The Guns of August can be considered emblematic. None has ever called it a boring read, right from its very first sentence: “So gorgeous was the spectacle on the May morning of 1910 when nine kings rode in the funeral of Edward VII of England that the crowd, waiting in hushed and black-clad awe, could not keep back gasps of admiration.” If you like this sort of thing, you like this sort of thing. I think such purple prose demands jacket artwork featuring Fabio, shirtless, but that’s just me.

More seriously, The Guns of August regularly descends into caricature, a world in which all Germans are plotting evil, and all generals are basically idiots (Tuchman was so fond rhapsodizing about the generic idiocy of military men that she later wrote a whole book on the subject). A full elaboration of the errors and misrepresentations in the book would require, well, a book itself, but there is one omission so glaring that it must be noted.

Tuchman leaves out the Eastern and Balkan fronts. As in completely. The actual, you know, causes of the Great War are covered in about a page, so Tuchman can spend time on more important things. Why Vienna decided to roll the dice and invade Serbia “with the bellicose frivolity of senile empires” as she purplishly puts it … well, you’ll not get that here, nor anything about why Russia threw in all it had to back up little Serbia. One supposes that the names were too hard for Tuchman to pronounce or perhaps the salons of Belgrade were a tad too déclassé for the Upper West Side.

Regardless, what Tuchman created is a world where why the Great War happened seems not to matter. Maybe that just got in the way of the story she wanted to tell. There were three great campaigns that fateful August — at the Marne, at Tannenberg and in Galicia — whose outcomes would dictate the course of that terrible war. The first gets a lot of coverage in The Guns of August while the other two … well, they just kinda don’t happen. This would be like writing a book about the outbreak of the Second World War without really mentioning Poland.

Why anybody ever took this book seriously is something of a mystery, and I won’t even get into how, with regard to Great War scholarship, the day it appeared it was already seriously out of date. Nevertheless, The Guns of August generated a devoted fan-base that included President John F. Kennedy, who ordered staffers to read it. Tuchman’s work informed the Kennedy White House during the Cuban Missile Crisis, with its essential message — that 1914 happened as a mistake, a failure of communication between rival leaders who didn’t really want war but got it — being helpful as nuclear Armageddon lurked in October 1962. This may be a case of bad history leading to good outcomes, since Tuchman’s take on how the Sarajevo crisis engulfed Europe was — there’s no nice way to say this — completely and utterly wrong.
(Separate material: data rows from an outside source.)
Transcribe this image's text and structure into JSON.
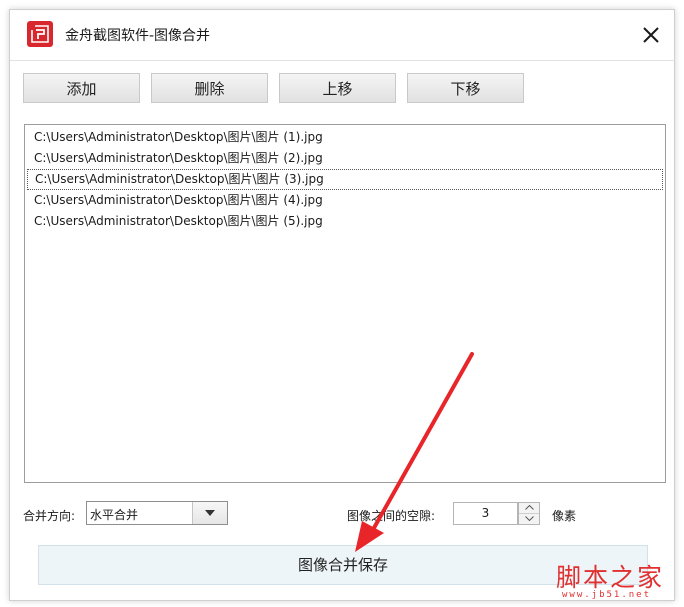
{
  "window": {
    "title": "金舟截图软件-图像合并"
  },
  "toolbar": {
    "add_label": "添加",
    "delete_label": "删除",
    "move_up_label": "上移",
    "move_down_label": "下移"
  },
  "files": [
    "C:\\Users\\Administrator\\Desktop\\图片\\图片 (1).jpg",
    "C:\\Users\\Administrator\\Desktop\\图片\\图片 (2).jpg",
    "C:\\Users\\Administrator\\Desktop\\图片\\图片 (3).jpg",
    "C:\\Users\\Administrator\\Desktop\\图片\\图片 (4).jpg",
    "C:\\Users\\Administrator\\Desktop\\图片\\图片 (5).jpg"
  ],
  "selected_file_index": 2,
  "merge": {
    "direction_label": "合并方向:",
    "direction_value": "水平合并",
    "gap_label": "图像之间的空隙:",
    "gap_value": "3",
    "gap_unit": "像素"
  },
  "save_label": "图像合并保存",
  "watermark": {
    "text": "脚本之家",
    "url": "www.jb51.net"
  },
  "colors": {
    "brand": "#d9272e",
    "annotation_arrow": "#e8262a",
    "save_button_bg": "#eef5f8"
  },
  "icons": {
    "app": "app-logo-icon",
    "close": "close-icon",
    "dropdown": "chevron-down-icon",
    "spin_up": "chevron-up-icon",
    "spin_down": "chevron-down-icon"
  }
}
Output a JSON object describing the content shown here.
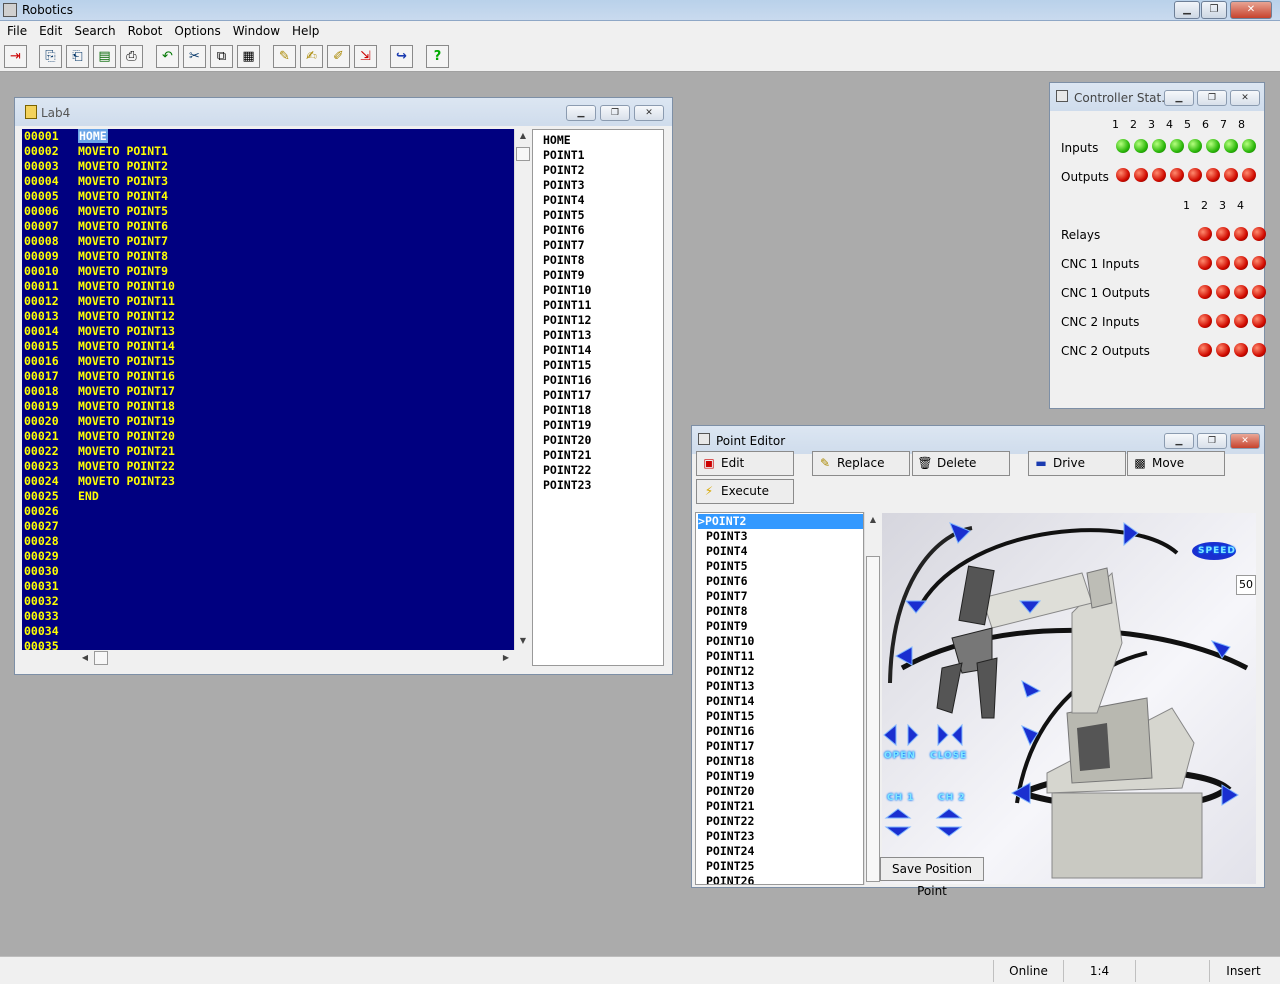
{
  "app": {
    "title": "Robotics"
  },
  "menu": [
    "File",
    "Edit",
    "Search",
    "Robot",
    "Options",
    "Window",
    "Help"
  ],
  "lab": {
    "title": "Lab4",
    "code": [
      {
        "ln": "00001",
        "text": "HOME",
        "sel": true
      },
      {
        "ln": "00002",
        "text": "MOVETO POINT1"
      },
      {
        "ln": "00003",
        "text": "MOVETO POINT2"
      },
      {
        "ln": "00004",
        "text": "MOVETO POINT3"
      },
      {
        "ln": "00005",
        "text": "MOVETO POINT4"
      },
      {
        "ln": "00006",
        "text": "MOVETO POINT5"
      },
      {
        "ln": "00007",
        "text": "MOVETO POINT6"
      },
      {
        "ln": "00008",
        "text": "MOVETO POINT7"
      },
      {
        "ln": "00009",
        "text": "MOVETO POINT8"
      },
      {
        "ln": "00010",
        "text": "MOVETO POINT9"
      },
      {
        "ln": "00011",
        "text": "MOVETO POINT10"
      },
      {
        "ln": "00012",
        "text": "MOVETO POINT11"
      },
      {
        "ln": "00013",
        "text": "MOVETO POINT12"
      },
      {
        "ln": "00014",
        "text": "MOVETO POINT13"
      },
      {
        "ln": "00015",
        "text": "MOVETO POINT14"
      },
      {
        "ln": "00016",
        "text": "MOVETO POINT15"
      },
      {
        "ln": "00017",
        "text": "MOVETO POINT16"
      },
      {
        "ln": "00018",
        "text": "MOVETO POINT17"
      },
      {
        "ln": "00019",
        "text": "MOVETO POINT18"
      },
      {
        "ln": "00020",
        "text": "MOVETO POINT19"
      },
      {
        "ln": "00021",
        "text": "MOVETO POINT20"
      },
      {
        "ln": "00022",
        "text": "MOVETO POINT21"
      },
      {
        "ln": "00023",
        "text": "MOVETO POINT22"
      },
      {
        "ln": "00024",
        "text": "MOVETO POINT23"
      },
      {
        "ln": "00025",
        "text": "END"
      },
      {
        "ln": "00026",
        "text": ""
      },
      {
        "ln": "00027",
        "text": ""
      },
      {
        "ln": "00028",
        "text": ""
      },
      {
        "ln": "00029",
        "text": ""
      },
      {
        "ln": "00030",
        "text": ""
      },
      {
        "ln": "00031",
        "text": ""
      },
      {
        "ln": "00032",
        "text": ""
      },
      {
        "ln": "00033",
        "text": ""
      },
      {
        "ln": "00034",
        "text": ""
      },
      {
        "ln": "00035",
        "text": ""
      }
    ],
    "points": [
      "HOME",
      "POINT1",
      "POINT2",
      "POINT3",
      "POINT4",
      "POINT5",
      "POINT6",
      "POINT7",
      "POINT8",
      "POINT9",
      "POINT10",
      "POINT11",
      "POINT12",
      "POINT13",
      "POINT14",
      "POINT15",
      "POINT16",
      "POINT17",
      "POINT18",
      "POINT19",
      "POINT20",
      "POINT21",
      "POINT22",
      "POINT23"
    ]
  },
  "controller": {
    "title": "Controller Stat...",
    "io_numbers": [
      "1",
      "2",
      "3",
      "4",
      "5",
      "6",
      "7",
      "8"
    ],
    "relay_numbers": [
      "1",
      "2",
      "3",
      "4"
    ],
    "inputs_label": "Inputs",
    "outputs_label": "Outputs",
    "inputs": [
      "on",
      "on",
      "on",
      "on",
      "on",
      "on",
      "on",
      "on"
    ],
    "outputs": [
      "off",
      "off",
      "off",
      "off",
      "off",
      "off",
      "off",
      "off"
    ],
    "rows": [
      {
        "label": "Relays"
      },
      {
        "label": "CNC 1 Inputs"
      },
      {
        "label": "CNC 1 Outputs"
      },
      {
        "label": "CNC 2 Inputs"
      },
      {
        "label": "CNC 2 Outputs"
      }
    ]
  },
  "point_editor": {
    "title": "Point Editor",
    "buttons": {
      "edit": "Edit",
      "execute": "Execute",
      "replace": "Replace",
      "delete": "Delete",
      "drive": "Drive",
      "move": "Move"
    },
    "points": [
      "POINT2",
      "POINT3",
      "POINT4",
      "POINT5",
      "POINT6",
      "POINT7",
      "POINT8",
      "POINT9",
      "POINT10",
      "POINT11",
      "POINT12",
      "POINT13",
      "POINT14",
      "POINT15",
      "POINT16",
      "POINT17",
      "POINT18",
      "POINT19",
      "POINT20",
      "POINT21",
      "POINT22",
      "POINT23",
      "POINT24",
      "POINT25",
      "POINT26"
    ],
    "selected_prefix": ">",
    "speed_label": "SPEED",
    "speed_value": "50",
    "open_label": "OPEN",
    "close_label": "CLOSE",
    "ch1_label": "CH 1",
    "ch2_label": "CH 2",
    "save_label": "Save Position Point"
  },
  "status": {
    "state": "Online",
    "position": "1:4",
    "mode": "Insert"
  }
}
My advice, then, is simple: Don’t read The Guns of August. Period. Just don’t. It will be a loss of time you cannot get back in this life. It’s a ripping read for sure, but if you want that you can get it from books that don’t grossly distort important historical events in the process. Think of Tuchman’s book as being like crystal meth, which I’m told is highly enjoyable … right until it rots your brain and worse.
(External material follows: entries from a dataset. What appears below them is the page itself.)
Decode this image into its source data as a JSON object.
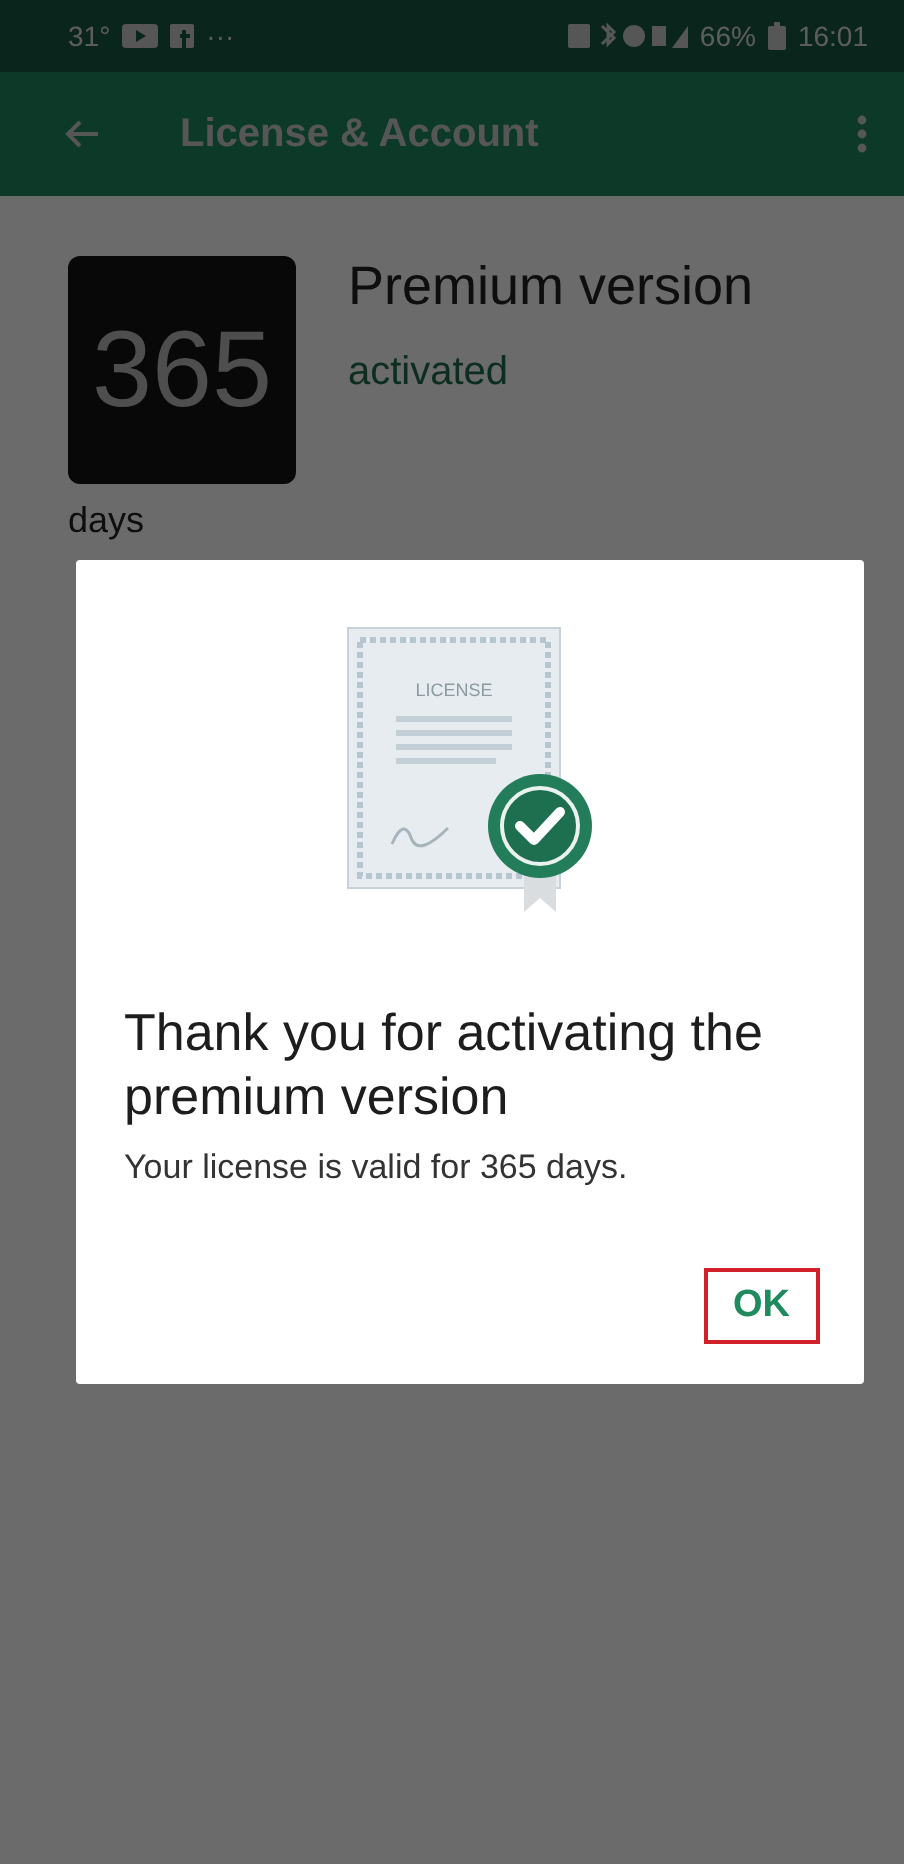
{
  "status_bar": {
    "temperature": "31°",
    "more": "···",
    "battery": "66%",
    "time": "16:01"
  },
  "app_bar": {
    "title": "License & Account"
  },
  "license": {
    "counter": "365",
    "counter_caption": "days",
    "title": "Premium version",
    "state": "activated"
  },
  "dialog": {
    "illustration_label": "LICENSE",
    "title": "Thank you for activating the premium version",
    "message": "Your license is valid for 365 days.",
    "button": {
      "label": "OK",
      "highlighted": true
    }
  }
}
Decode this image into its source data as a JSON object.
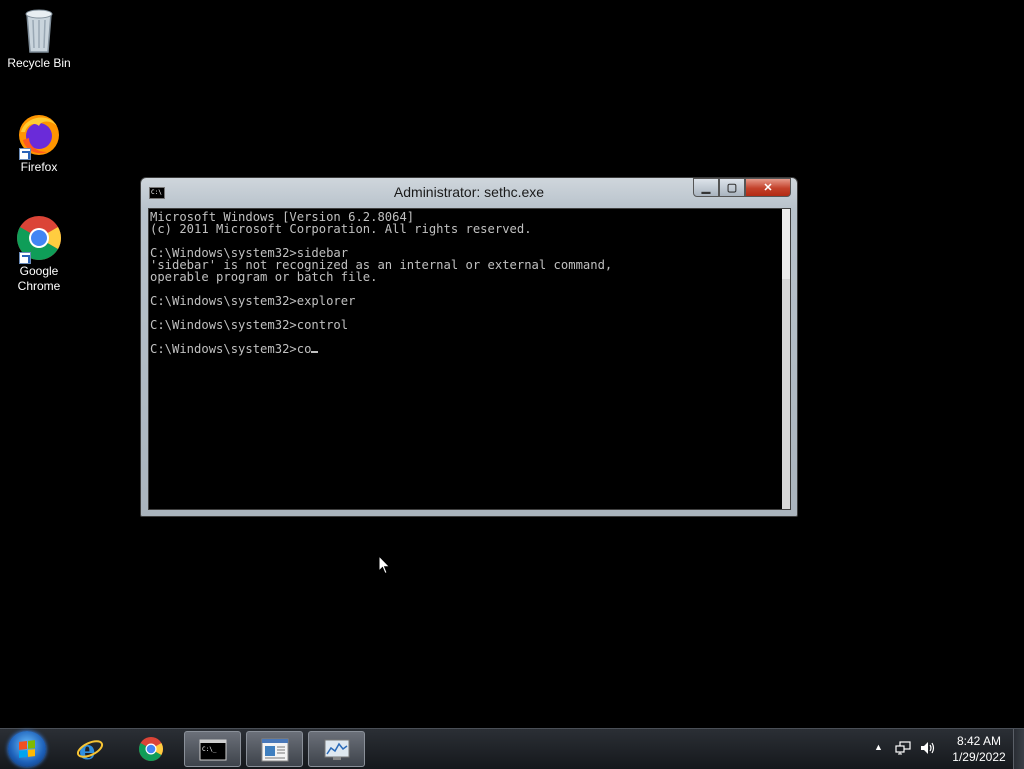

There are many good books on the disastrous summer of 1914. Christopher Clark’s The Sleepwalkers is a fine work that’s both well researched and written, while the Marne campaign is explained much better in this book than by Tuchman. For the Tannenberg campaign, ignored by The Guns of August, read this book, while the Galician debacle of August 1914 is written up comprehensively, for the first time, in my book, which is out later this year.

There’s a long history of history books that are beloved by journalists yet loathed by specialist historians. There is a broader expert-versus-generalist issue here, and I’m told serious astrophysicists are equally unfond of the output of Neil DeGrasse Tyson. A recent book on 1914 was likewise praised by newspapers and ripped to shreds by historians who know the subject. This is a problem that does not seem to be getting better. If you learn lots of falsehoods by reading The Guns of August, don’t say you weren’t warned.